I want to write a little bit more about the treatment of opportunity, where it comes from, and what to do with it, because I have seen many people drop the ball when it comes to opportunity. There is much opportunity, but so few people take advantage of it. There is a pervasive attitude in society that prevents people from making the most of opportunities.

Some people presented with the opportunity to work with a group like the Law and Graduate Republicans might think to themselves, “Why would I want to work for this organization for free?” They might think they were somehow being tricked into doing something for free. Even though I was not active politically, I knew at the time working for this organization could likely open up future doors for me. I knew one opportunity could lead to another opportunity. You need to look at everything like this.

You can also create opportunity for yourself by creating opportunity for others. I was having dinner once with our general counsel (our in-house lawyer), and I started to realize the way opportunity works: your past actions create future opportunity. Our general counsel had gone out of his way to get a good friend a job 12 years previously. His friend ultimately got a job with our company. After this, she did everything within her power to get him a job here, too. Opportunities you create for others can bring opportunity back to you as well.

You never know when opportunity will present itself. You need to be prepared when it does. If you are looking for a job, your next opportunity could appear at Starbucks, where you might meet the CEO of a large corporation. Your next opportunity could appear in a yoga class or on a train. Opportunity appears to people who are ready to grab it. The wonderful thing about this world, and its rules, is that it provides equal opportunity to all of us. It is simply what we do with it that matters.

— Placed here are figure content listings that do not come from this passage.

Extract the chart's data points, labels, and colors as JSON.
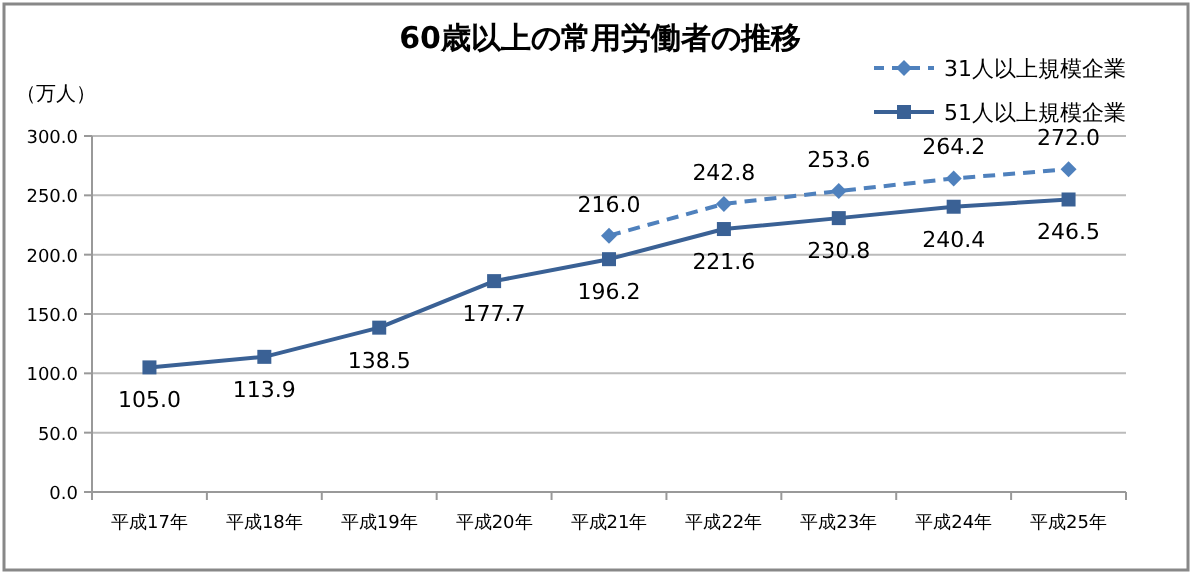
{
  "chart_data": {
    "type": "line",
    "title": "60歳以上の常用労働者の推移",
    "ylabel": "（万人）",
    "categories": [
      "平成17年",
      "平成18年",
      "平成19年",
      "平成20年",
      "平成21年",
      "平成22年",
      "平成23年",
      "平成24年",
      "平成25年"
    ],
    "series": [
      {
        "name": "31人以上規模企業",
        "color": "#4f81bd",
        "marker": "diamond",
        "line_style": "dashed",
        "values": [
          null,
          null,
          null,
          null,
          216.0,
          242.8,
          253.6,
          264.2,
          272.0
        ],
        "value_labels": [
          null,
          null,
          null,
          null,
          "216.0",
          "242.8",
          "253.6",
          "264.2",
          "272.0"
        ]
      },
      {
        "name": "51人以上規模企業",
        "color": "#3a6195",
        "marker": "square",
        "line_style": "solid",
        "values": [
          105.0,
          113.9,
          138.5,
          177.7,
          196.2,
          221.6,
          230.8,
          240.4,
          246.5
        ],
        "value_labels": [
          "105.0",
          "113.9",
          "138.5",
          "177.7",
          "196.2",
          "221.6",
          "230.8",
          "240.4",
          "246.5"
        ]
      }
    ],
    "ylim": [
      0,
      300
    ],
    "yticks": [
      {
        "value": 0,
        "label": "0.0"
      },
      {
        "value": 50,
        "label": "50.0"
      },
      {
        "value": 100,
        "label": "100.0"
      },
      {
        "value": 150,
        "label": "150.0"
      },
      {
        "value": 200,
        "label": "200.0"
      },
      {
        "value": 250,
        "label": "250.0"
      },
      {
        "value": 300,
        "label": "300.0"
      }
    ],
    "grid": "y",
    "legend": "top right"
  }
}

Because I take my role of advising you on the best ways to get a job seriously, I constantly study successful people and how they become that way. I believe the lessons I learn can translate into lessons to share with you and make you more successful as well. One of the men I have studied is Warren Buffett, one of the richest men in the world.

I think about successful people from the perspective that you too can be as successful if you follow certain rules. Success leaves clues.

Recently, I read two books about Warren Buffett and both books point to the fact that Buffett learned a certain method of investing from Benjamin Graham at Columbia University, while taking business classes in the 1930s. After Columbia, Buffett was so impressed with Graham he went to work for him on Wall Street, until Graham retired. Buffett returned to his Omaha home and continued investing and fine-tuning Graham’s investment methodology. The way Buffett invests today is largely influenced by the investment techniques he learned from Graham.

I wonder how many other students took Graham’s classes and how many were enterprising enough to grab his method of stock market evaluation. And out of the people who understood Graham, how many were enterprising enough to work for Graham and learn more? And out of those students who went to work for Graham, how many took this methodology and held on to it for their entire career?

My feeling is Buffett is probably the only one.

Imagine this scenario: Buffett is sitting in a class with Graham at Columbia. Graham spends the entire semester lecturing about this or that, and one day he lectures about his investment methodology. Perhaps the lecture is no more than 45 minutes. Buffett is there in the classroom with other students, who are probably bored or worrying about other things. Buffett pays attention and realizes those 45 minutes could change the course of his life. Perhaps this is how the opportunity presented itself to Buffett – I do not know. What I do know, however, is Buffett took advantage of the opportunity presented through Graham’s teachings, and I am confident that most, if not all, of Graham’s other students did not.

This is how opportunity works. You should look at the world as a source of continual opportunity. Opportunity comes when you are ready for it and it is up to you to take advantage of it. Be ready.